Thursday, May 31, 2007
Harran so Far Away
Baby Hawks nesting in the window slits inside the astrological tower
Even Closer Up of the astrological tower at Harran
Close up of the astrological tower at Harran
Ancient Harran archaeological site
The gateway into Harran.
According to Gen. 11.31, the family of Abram moved from Ur of the Chaldees to Harran and lived there for a considerable period of time. Indeed Abram did not set out from there for Canaan until he was 75 according to Gen. 12. Scholars have debated where Ur is (most think it is in Iraq somewhere, though Cyrus Gordon once thought it was at the modern city of Urfa in Turkey, only 30 miles northwest of Harran), but most scholars are quite sure about the location of Biblical Harran. It is at the modern town of Harran, population 8,800 on the Turkish side of the Syrian border and near the Euphrates.
The ruins of Harran, which we visited last week are mostly from the Moslem period, with the exception of the gate (depicted above) and the astrological tower (also depicted above). Harran was at the juncture of the key east-west and north-south trade routes where the caravans stopped on their way along the silk and spice roads. The ancient city was considered so important that it attracted the wrath of Genghis Khan himself who with his Mongols destroyed it long after Biblical times. But it was once the very epicenter of the region when it came to the ancient art of astrology.

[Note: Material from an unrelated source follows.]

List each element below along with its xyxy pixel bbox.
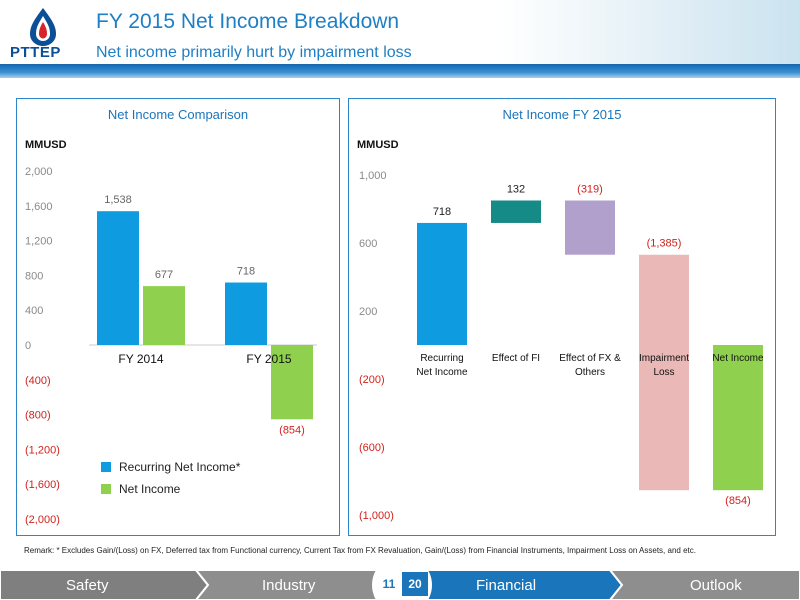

From this very tower in the second century B.C. the distance between the earth and moon was correctly calculated. Ancient astrologers were not tawdry palm readers-- they were mathematicians scanning the heavenly realms and making calculations. Think of the wise men in Matthew's Gospel. For someone on a spiritual journey, coming to Harran was like finding the ultimate ancient GPS device-- you fell right into the lap of the greatest stargazers and mystics available. It is no surprise then that Gen. 12.1-3 depicts Abram himself as receiving a revelation in this very place to move on to Canaan. As a crossroads town, Harran was an important watch and signal post as well, and they sent messages by means of trained birds to the next caravanserai-- trained birds like small hawks and carrier pigeons, just like the ones still nesting in the tower today. Imagine my surprise when I huffed and puffed up the tower only to find such birds still nesting there. Also in the center of the ruins was a huge reflection pool, also used for stargazing as in the movie 'The Nativity'.
A text without a context is just a pretext for what we want it to mean, and so studying the Bible in its original historical and archaeological context is critical. A trip to Harran, the once proud center of celestial revelations and great trade center, made me realize that Abram's family did not stop in some small backwater town on the way to the promised land. Indeed, they took up residence in the very epicenter of spiritual searching and communication, until God saw fit to reveal to Abram it was time to move on.